Our Transformation is underway
Nuclear
fuel reprocessing at the Sellafield nuclear reprocessing site.
The objectives
of nuclear fuel reprocessing are (a) to separate uranium from plutonium
and (b) to separate a suite of highly active fission products i.e. gamma-emitters
such as caesium-137 and cobalt-60 etc. from both uranium and plutonium.
The reprocessing procedure followed by many reprocessing plants including
BNFL is based on the Purex process and the initial stages include, (a)
receipt bay and cooling, (b) decanning, (c) dissolution and off-gas
treatment (d) primary separation, (e) uranium / plutonium separation
and (f) plutonium purification (BNFL info. Sheet 1989). I will describe
the reprocessing procedure for Magnox fuel rods only. The reprocessing
of ceramic uranium oxide only differs in the initial dissolution stage
due to the non-solubility of zirconium and stainless steel in a nitric
acid medium (Jenkins et al 1984).
Firstly,
irradiated fuel rods are transported to the receipt bay, discharged
into rod skips and nominally stored under water for a minimum period
of 150 days to allow for the decay of some of the shorter-lived nuclides
such as iodine-131 and promethium-144 (Lambert 1990). The fuel rod is
then stripped of its magnesium alloy sheath in the decanning plant and
dissolved in nitric acid. The dissolution stage produces uranium oxide
nitrate and plutonium nitrates which are either tetra or hexavalent.

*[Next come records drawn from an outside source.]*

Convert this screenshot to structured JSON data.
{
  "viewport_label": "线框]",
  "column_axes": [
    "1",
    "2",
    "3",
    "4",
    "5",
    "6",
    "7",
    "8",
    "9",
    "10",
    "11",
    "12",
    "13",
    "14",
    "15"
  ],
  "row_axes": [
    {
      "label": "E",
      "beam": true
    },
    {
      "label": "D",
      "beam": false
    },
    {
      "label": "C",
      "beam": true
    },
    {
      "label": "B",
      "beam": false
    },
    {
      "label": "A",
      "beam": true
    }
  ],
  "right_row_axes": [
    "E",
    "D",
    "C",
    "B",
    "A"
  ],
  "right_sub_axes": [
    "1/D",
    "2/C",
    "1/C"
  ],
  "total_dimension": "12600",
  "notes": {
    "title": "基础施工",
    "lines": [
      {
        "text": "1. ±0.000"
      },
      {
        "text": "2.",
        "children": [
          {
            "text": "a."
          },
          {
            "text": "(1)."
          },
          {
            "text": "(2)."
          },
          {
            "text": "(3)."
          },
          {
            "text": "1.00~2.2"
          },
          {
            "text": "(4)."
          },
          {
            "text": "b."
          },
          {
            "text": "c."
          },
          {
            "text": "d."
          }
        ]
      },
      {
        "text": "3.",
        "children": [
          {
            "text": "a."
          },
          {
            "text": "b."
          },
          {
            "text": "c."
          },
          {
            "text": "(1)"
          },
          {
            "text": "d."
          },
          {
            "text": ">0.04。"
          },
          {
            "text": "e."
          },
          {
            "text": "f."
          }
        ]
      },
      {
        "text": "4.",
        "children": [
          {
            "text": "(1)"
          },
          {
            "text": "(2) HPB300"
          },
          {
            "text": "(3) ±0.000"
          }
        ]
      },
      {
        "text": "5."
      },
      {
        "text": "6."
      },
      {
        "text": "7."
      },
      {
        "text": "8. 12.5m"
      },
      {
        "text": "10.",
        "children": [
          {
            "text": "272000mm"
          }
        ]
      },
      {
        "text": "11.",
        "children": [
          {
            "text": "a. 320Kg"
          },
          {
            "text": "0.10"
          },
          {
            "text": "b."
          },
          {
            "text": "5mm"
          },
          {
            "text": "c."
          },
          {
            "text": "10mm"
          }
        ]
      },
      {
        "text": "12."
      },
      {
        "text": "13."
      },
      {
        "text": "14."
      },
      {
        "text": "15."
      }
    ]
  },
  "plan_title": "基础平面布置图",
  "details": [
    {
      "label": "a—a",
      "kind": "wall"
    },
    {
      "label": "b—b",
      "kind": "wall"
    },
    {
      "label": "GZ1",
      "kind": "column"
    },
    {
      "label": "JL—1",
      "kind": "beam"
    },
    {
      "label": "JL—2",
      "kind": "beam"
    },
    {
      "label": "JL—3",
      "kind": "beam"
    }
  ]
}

Dissolution reactions for both uranium and plutonium are shown below.
(1) 2UO2
+ 4HNO3 +O2 >>>>>>>> 2UO2(NO3)2
+ 2H2O
U + HNO3
+ 1.5 O2 >>>>>>>>>> UO2(NO3)2
+ H20
(2) PuO2
+ 4HNO3 >>>>>>>>>>> Pu(HNO3)4
+ 2 H2O
2PuO2
+ 4HNO3 + O2 >>>>>>>>>>>
2PuO2(NO3)2 + 2H2O
Some of the
more refractory oxides of plutonium and the platinum group metals associated
with the fission products may not fully dissolve during this stage and
may cause low-efficiency separation problems in later separation and
purification stages (Ballestra & Holme 1989). For ceramic uranium
oxide fuel rods which are encased in stainless steel, considerable amounts
of 'insolubles' are produced which are mostly associated with the noble
metals fission group elements such as molybdenum, technetium and ruthenium
(Jenkins 1983).
The solution
containing dissolved plutonium, uranium and fission products then undergo
'clarification' to remove undissolved solids. Following clarification,
Pu and U solutions are allowed to cool and then conditioned by adjustment
of solution pH to ensure that Pu remains in its tetravalent state prior
to complexion with tri-n-butyl phosphate (TBP) in odourless kerosene.
The principal atmospheric wastes produced from these stages are the
dissolver nitric gases which pass through two fume absorbers and a caustic
scrubber (to capture iodine) before emission to atmosphere via the tall
stacks of B204. Dissolver nitric acid liquid wastes are removed for
disposal by vitrification. These wastes are defined as high level wastes
(HLW).
As discussed
earlier, the solvent used in the Purex process is TBP-kerosene which
is able to complex hexavalent U and hexavalent and quadravalent Pu.
By contacting the aqueous phase with an immiscible organic phase such
as TBP, the unwanted metal ions (fission products) are extracted into
the nitric acid medium whilst Pu and U move into the organic phase.
The basis of the TBP-kerosene separation process is that fission products
TBP do not complex with TBP, only Pu and U are able to do so.
The Purex
separation process is shown below
(3) (a)UO2+
+ (a)2NO3- + 2.2TBPo >>>>>>>>>>>
UO2(NO3)2.2TBPo
(4) (a)Pu4+ + (a)
4NO3- + 2TBPo >>>>>>>>>>>>
Pu(No3)4.2TBPo
The TBP solution
is fed into a mixer and settling tank and the solution is mixed by a
paddle and passed to a tank where the aqueous and organic phases separate
via two strategically placed exit ports which are sited at different
levels within the tank. Fission products associated with the aqueous
phase are defined as 'raffinates' which are highly active. This waste
is evaporated to reduce its overall volume prior to being vitrified
or encased in a resilient glass-like holding medium.
The TBP phase
containing U and PU are treated with ferrous sulphamate which reduces
tetravalent Pu (4+) to its trivalent (3+) oxidation state. Meantime,
U remains in its tetravalent state. Trivalent Pu is then stripped out
of its organic phase and into an aqueous phase which effectively completes
the Pu / U separation process. Following this stage, further cycles
of back-wash and purification are carried out.